Okay, you’ve just walked into your favorite cardroom, bought a rack of chips from the cage, and are being shepherded to a table to begin your session. Maybe this is the first time you’ve been to this room, or maybe it’s your regular game but there’s a bunch of new players you haven’t seen before. Regardless, as you sit down and look around the table, you realize there’s not one face that you recognize. (This isn’t at all unusual, of course.)
Quick: How do you identify which of these players are really good, and which ones are really bad players? I’ll give you two button-orbits to reach your conclusion.
Here’s how I do it:
First of all, the answer (as I see it) has nothing to do with any of the following :
· Size of chip stack. Especially at a no-limit table, maybe a really bad player just won a big hand on a bad beat. (I’ve done this more than once myself.) So amount of chips isn’t it.
· Age, gender, beauty, nationality, race, language, etc. – completely irrelevant.
· Talkativeness. Maybe a Matusow or Jamie Gold clone is at the table.

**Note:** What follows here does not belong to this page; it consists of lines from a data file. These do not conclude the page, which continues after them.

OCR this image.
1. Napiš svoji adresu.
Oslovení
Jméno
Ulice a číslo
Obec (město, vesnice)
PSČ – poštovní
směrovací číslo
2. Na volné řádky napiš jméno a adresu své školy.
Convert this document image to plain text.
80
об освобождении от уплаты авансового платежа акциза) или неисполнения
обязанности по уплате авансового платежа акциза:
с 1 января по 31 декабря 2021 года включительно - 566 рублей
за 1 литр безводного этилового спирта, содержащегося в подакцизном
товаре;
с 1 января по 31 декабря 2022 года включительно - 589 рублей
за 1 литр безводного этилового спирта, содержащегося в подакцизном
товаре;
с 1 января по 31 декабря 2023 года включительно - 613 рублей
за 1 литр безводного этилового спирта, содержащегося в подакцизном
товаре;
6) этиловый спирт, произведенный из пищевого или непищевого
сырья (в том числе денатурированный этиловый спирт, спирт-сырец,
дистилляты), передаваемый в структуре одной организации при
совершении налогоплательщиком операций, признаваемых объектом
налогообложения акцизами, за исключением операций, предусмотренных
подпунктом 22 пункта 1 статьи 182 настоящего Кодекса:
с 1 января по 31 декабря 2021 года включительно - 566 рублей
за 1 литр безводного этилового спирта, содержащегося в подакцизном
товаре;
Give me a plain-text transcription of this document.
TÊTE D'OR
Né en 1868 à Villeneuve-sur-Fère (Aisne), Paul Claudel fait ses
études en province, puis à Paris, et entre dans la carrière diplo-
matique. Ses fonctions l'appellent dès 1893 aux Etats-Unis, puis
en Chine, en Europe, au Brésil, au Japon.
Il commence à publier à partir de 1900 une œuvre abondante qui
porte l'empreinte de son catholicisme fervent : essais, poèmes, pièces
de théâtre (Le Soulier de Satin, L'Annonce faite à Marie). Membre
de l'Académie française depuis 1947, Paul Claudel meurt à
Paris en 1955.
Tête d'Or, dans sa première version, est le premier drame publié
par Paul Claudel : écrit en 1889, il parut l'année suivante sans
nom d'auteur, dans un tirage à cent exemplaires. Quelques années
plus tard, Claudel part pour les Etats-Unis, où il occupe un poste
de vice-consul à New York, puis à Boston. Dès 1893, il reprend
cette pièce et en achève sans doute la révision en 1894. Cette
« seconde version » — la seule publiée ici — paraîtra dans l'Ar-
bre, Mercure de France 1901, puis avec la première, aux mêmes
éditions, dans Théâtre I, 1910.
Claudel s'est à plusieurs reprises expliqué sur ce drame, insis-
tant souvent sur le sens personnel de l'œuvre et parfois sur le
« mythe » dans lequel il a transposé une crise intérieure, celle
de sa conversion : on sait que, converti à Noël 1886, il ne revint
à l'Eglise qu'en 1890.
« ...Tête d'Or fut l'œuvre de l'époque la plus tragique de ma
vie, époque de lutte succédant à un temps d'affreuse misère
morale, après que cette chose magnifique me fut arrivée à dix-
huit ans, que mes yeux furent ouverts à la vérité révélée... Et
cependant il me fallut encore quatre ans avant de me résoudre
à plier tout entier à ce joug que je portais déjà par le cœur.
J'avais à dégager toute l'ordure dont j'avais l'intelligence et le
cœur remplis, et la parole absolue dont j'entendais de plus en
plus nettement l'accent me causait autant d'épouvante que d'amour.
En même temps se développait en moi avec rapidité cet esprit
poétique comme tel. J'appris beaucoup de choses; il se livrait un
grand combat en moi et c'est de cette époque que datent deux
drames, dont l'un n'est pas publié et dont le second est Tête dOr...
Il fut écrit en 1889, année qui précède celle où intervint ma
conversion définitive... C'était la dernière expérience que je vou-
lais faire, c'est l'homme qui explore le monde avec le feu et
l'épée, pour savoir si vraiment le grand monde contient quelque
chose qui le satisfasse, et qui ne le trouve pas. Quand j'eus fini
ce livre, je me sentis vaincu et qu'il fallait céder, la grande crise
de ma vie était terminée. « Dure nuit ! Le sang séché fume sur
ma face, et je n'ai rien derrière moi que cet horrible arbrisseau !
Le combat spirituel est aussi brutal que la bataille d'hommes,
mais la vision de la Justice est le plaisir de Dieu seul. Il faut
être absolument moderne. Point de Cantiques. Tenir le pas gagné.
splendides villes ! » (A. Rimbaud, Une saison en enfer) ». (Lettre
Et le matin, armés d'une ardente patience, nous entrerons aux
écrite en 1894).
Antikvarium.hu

Or maybe the mime convention is in town. It doesn’t matter.
· Cardroom regular or first-time visitor, doesn’t make any difference.
· Drunk or sober – believe it or not, I don’t think this makes much of a difference either.
Nope. Here’s how I figure it out, and it really does take me about two button orbits to determine:
Who’s playing the most hands? Who’s playing the fewest? If somebody is playing in every pot, expecting themselves to be the next Sammy Farha, then they are playing a lot of garbage. And unless they are Sammy Farha, they probably can’t get away from that garbage very easily. So, in my book, that makes them donkey candidates.
It’s the tight ones you have to watch out for. They won’t enter a pot without a decent hand. I’ve folded pocket queens preflop when one of these folks raises from early position. Seriously! And more than once. (Maybe I’m the donkey?)